Angela Merkel a donné les pistes pour corriger "la face sombre du marché du travail".

Angela Merkel a donné les pistes pour corriger "la face sombre du marché du travail". - -

Lors d'un discours, ce mercredi 29 janvier devant les députés allemands, la chancelière a affirmé vouloir mettre fin à "la face sombre" du marché du travail. Elle a alors vanté les bienfaits du salaire minimum.

Angela Merkel veut s'attaquer à "la face sombre" des réformes du marché du travail menées sous les précédents gouvernements. Devant les députés allemands ce mercredi 29 janvier, la chancelière a ainsi indiqué vouloir "corriger" les effets pervers affirmant "continuer à apporter des mesures de correction".

Elle a donné pour exemple l'introduction dès 2015 d'un salaire minimum en Allemagne, résultat de l'accord avec le SPD pour former un gouvernement de coalition.

"Aucune personne ayant un coeur ne peut rejeter l'idée d'un salaire minimum. Chaque personne ayant un coeur doit s'assurer que l'aspiration légitime à une rémunération décente ne conduise pas vers le chômage des gens qui ont un travail", a-t-elle déclaré, très applaudie.

De nouvelles mesures

"La flexibilisation inévitable du droit du travail a conduit à de nouvelles possibilités d'abus", a-t-elle également affirmé. Elle a considéré que le gouvernement précédent, qu'elle a dirigé avec ses alliés libéraux, avait "corrigé certaines d'entre elles", mais que son gouvernement de grande coalition (conservateurs et sociaux-démocrates) allait devoir "apporter de nouvelles corrections".

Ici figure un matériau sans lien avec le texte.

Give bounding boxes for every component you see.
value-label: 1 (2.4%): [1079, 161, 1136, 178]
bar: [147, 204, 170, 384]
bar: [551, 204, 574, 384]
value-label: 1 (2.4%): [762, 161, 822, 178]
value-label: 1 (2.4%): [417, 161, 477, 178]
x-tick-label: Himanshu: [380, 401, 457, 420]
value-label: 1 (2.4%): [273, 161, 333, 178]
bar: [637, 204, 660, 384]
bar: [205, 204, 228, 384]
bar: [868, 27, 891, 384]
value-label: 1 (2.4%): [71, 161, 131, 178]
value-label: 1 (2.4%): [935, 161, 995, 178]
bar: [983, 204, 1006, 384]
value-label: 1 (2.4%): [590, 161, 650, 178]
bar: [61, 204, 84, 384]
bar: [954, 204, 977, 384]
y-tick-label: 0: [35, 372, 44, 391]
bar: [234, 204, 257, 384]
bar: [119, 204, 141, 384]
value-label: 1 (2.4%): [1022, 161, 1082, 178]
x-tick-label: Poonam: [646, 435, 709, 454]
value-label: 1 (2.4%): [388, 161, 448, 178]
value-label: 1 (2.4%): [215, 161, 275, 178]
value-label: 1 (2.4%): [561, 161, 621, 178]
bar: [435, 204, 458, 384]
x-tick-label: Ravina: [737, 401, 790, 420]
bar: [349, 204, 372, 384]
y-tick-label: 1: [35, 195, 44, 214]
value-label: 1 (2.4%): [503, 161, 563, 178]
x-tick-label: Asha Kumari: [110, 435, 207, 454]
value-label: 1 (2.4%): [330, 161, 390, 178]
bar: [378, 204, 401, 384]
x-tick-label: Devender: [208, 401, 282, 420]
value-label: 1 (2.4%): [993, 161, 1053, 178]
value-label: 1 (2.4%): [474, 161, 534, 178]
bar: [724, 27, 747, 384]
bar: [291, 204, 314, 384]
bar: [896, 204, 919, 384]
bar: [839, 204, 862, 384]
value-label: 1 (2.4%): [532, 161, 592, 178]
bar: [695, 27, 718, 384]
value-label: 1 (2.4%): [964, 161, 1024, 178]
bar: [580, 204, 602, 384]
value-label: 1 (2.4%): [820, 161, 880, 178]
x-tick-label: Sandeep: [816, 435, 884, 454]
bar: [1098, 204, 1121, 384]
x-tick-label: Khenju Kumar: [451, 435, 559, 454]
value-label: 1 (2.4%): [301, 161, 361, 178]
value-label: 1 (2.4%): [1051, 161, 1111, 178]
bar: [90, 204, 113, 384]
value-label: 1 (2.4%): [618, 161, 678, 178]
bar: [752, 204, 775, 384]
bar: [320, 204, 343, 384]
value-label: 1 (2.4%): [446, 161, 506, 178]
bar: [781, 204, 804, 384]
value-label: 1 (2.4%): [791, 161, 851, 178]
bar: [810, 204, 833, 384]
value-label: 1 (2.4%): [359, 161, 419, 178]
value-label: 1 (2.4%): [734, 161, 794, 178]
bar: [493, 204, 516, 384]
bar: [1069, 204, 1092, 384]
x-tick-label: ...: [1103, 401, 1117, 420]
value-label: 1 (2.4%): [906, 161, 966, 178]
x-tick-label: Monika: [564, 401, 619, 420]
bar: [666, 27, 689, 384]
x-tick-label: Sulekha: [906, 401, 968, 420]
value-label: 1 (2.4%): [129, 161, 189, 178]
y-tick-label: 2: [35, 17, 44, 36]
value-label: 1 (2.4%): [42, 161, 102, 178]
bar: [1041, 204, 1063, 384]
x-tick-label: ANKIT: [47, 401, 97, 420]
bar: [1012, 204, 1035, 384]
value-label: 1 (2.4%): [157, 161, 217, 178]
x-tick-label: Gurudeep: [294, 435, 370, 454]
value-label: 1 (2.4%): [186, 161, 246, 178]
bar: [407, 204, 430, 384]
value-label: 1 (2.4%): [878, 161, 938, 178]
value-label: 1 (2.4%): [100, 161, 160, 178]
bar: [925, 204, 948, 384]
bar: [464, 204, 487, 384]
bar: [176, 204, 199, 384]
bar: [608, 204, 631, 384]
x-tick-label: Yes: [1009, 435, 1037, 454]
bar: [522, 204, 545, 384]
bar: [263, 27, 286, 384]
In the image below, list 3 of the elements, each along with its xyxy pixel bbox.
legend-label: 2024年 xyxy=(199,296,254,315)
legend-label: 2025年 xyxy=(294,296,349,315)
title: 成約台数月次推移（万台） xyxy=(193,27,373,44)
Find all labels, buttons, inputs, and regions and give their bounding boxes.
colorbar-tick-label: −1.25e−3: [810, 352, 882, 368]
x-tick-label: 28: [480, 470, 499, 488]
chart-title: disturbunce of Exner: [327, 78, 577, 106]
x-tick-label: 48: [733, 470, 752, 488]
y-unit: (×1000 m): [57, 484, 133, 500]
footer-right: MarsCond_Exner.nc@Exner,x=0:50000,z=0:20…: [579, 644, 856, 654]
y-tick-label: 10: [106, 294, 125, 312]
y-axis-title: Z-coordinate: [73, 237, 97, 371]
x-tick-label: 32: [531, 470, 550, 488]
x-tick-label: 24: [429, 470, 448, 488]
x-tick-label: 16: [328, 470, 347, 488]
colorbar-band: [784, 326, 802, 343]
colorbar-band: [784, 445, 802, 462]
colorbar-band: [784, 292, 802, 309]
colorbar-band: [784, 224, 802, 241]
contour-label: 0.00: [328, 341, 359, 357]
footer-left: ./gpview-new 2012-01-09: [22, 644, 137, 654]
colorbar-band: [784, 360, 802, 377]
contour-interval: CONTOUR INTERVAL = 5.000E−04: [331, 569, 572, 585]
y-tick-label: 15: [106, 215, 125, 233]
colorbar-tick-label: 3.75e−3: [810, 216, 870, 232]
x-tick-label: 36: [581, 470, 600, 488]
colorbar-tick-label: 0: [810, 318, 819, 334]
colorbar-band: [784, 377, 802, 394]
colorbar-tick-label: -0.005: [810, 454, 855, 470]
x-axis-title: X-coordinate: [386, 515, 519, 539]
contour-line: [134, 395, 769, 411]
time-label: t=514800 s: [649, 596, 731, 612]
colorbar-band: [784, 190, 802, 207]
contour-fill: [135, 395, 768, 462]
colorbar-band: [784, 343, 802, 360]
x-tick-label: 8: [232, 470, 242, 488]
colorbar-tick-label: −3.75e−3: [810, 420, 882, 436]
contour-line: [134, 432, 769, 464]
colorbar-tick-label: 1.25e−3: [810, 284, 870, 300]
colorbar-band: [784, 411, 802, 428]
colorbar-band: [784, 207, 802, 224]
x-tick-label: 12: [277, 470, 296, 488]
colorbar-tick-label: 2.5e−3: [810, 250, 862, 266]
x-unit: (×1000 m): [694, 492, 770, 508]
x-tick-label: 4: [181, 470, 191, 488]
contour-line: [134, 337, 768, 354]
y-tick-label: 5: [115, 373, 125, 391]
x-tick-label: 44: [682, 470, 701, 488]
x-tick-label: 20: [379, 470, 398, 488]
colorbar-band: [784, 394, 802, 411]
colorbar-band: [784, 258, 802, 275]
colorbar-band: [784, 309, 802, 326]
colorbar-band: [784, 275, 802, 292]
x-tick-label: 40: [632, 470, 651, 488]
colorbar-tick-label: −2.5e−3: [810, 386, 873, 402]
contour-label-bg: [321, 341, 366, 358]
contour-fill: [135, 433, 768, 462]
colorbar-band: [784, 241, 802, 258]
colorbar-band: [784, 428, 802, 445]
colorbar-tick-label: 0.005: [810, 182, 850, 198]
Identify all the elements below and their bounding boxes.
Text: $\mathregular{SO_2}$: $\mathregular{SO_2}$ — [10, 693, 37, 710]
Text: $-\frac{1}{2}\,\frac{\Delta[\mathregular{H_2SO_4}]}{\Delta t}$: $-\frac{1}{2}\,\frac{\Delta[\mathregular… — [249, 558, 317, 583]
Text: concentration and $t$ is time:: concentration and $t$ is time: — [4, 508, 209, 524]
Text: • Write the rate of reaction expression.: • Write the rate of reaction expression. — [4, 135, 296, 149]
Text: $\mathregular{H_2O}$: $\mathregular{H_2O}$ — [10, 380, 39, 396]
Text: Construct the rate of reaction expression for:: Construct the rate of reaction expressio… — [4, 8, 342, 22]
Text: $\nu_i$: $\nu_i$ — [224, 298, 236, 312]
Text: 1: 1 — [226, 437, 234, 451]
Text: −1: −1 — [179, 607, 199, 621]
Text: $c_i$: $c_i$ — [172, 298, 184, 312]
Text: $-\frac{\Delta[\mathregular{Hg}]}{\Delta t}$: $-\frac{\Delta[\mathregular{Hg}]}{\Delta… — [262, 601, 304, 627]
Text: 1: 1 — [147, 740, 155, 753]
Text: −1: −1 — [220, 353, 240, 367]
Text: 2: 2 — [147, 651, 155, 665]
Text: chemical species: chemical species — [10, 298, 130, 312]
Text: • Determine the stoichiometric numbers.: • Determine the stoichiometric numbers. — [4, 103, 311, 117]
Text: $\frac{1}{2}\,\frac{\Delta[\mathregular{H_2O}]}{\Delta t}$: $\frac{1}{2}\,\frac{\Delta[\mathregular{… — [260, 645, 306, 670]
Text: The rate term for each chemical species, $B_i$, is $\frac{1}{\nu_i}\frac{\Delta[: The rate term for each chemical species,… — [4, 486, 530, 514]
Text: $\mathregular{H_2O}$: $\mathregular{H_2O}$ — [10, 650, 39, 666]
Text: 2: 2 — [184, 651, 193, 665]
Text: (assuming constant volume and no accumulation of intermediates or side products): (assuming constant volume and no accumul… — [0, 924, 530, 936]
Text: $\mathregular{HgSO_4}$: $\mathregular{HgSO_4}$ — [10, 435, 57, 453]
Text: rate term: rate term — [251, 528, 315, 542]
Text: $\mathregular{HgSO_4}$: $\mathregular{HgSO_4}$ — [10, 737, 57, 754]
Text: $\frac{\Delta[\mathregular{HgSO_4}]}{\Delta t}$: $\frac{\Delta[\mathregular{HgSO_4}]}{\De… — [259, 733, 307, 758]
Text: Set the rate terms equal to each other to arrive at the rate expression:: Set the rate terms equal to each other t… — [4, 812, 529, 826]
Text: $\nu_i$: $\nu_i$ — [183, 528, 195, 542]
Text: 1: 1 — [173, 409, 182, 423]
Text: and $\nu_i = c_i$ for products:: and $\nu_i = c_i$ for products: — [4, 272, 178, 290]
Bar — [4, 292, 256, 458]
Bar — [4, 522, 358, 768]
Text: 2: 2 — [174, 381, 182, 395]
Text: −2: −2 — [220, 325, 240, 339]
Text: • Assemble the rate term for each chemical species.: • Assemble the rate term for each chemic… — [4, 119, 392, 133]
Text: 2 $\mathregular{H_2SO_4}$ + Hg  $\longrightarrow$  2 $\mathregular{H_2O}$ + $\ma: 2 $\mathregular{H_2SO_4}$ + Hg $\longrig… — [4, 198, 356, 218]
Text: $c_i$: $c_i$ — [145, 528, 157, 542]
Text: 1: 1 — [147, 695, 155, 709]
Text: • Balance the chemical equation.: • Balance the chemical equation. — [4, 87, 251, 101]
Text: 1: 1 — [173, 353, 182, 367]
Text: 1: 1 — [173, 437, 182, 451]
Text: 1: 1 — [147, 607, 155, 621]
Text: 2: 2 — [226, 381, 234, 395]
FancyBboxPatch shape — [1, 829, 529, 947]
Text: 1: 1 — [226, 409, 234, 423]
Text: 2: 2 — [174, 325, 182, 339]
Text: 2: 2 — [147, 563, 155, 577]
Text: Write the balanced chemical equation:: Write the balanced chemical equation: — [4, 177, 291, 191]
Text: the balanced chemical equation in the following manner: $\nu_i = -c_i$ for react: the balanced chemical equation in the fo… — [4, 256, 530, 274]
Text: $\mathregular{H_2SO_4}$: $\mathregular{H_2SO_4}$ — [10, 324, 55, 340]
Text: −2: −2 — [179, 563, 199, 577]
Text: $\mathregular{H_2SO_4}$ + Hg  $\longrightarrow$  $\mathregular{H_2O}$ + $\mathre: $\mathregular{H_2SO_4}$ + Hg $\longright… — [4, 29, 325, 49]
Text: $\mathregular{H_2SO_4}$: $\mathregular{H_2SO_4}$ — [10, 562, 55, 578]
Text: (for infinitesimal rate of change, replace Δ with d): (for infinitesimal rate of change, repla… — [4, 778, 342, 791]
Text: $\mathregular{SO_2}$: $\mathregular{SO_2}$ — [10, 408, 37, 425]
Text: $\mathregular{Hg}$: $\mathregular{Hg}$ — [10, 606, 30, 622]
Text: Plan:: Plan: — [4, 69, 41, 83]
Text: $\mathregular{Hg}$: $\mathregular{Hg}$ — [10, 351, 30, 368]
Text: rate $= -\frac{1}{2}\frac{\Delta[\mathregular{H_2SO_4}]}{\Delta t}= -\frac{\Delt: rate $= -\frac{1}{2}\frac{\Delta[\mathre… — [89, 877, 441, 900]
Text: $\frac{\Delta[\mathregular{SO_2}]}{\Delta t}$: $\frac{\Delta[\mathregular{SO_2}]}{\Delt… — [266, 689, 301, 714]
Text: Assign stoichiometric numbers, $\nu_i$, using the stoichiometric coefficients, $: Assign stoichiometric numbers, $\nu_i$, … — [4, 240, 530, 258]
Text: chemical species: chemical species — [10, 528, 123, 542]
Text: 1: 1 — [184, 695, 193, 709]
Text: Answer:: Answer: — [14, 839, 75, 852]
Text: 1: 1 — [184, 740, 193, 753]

Outre le salaire minimum, elle a cité la limitation de la durée du travail intérimaire à 18 mois au maximum et l'obligation prochaine de payer les intérimaires au même niveau que les salariés disposant d'un contrat à long terme.

L'Allemagne a été régulièrement critiquée sur la scène internationale pour s'être trop serrée la ceinture ces dernières années. Les mesures sociales sont au coeur du contrat de coalition signé en décembre entre les conservateurs d'Angela Merkel et les sociaux démocrates du vice-chancelier, Sigmar Gabriel.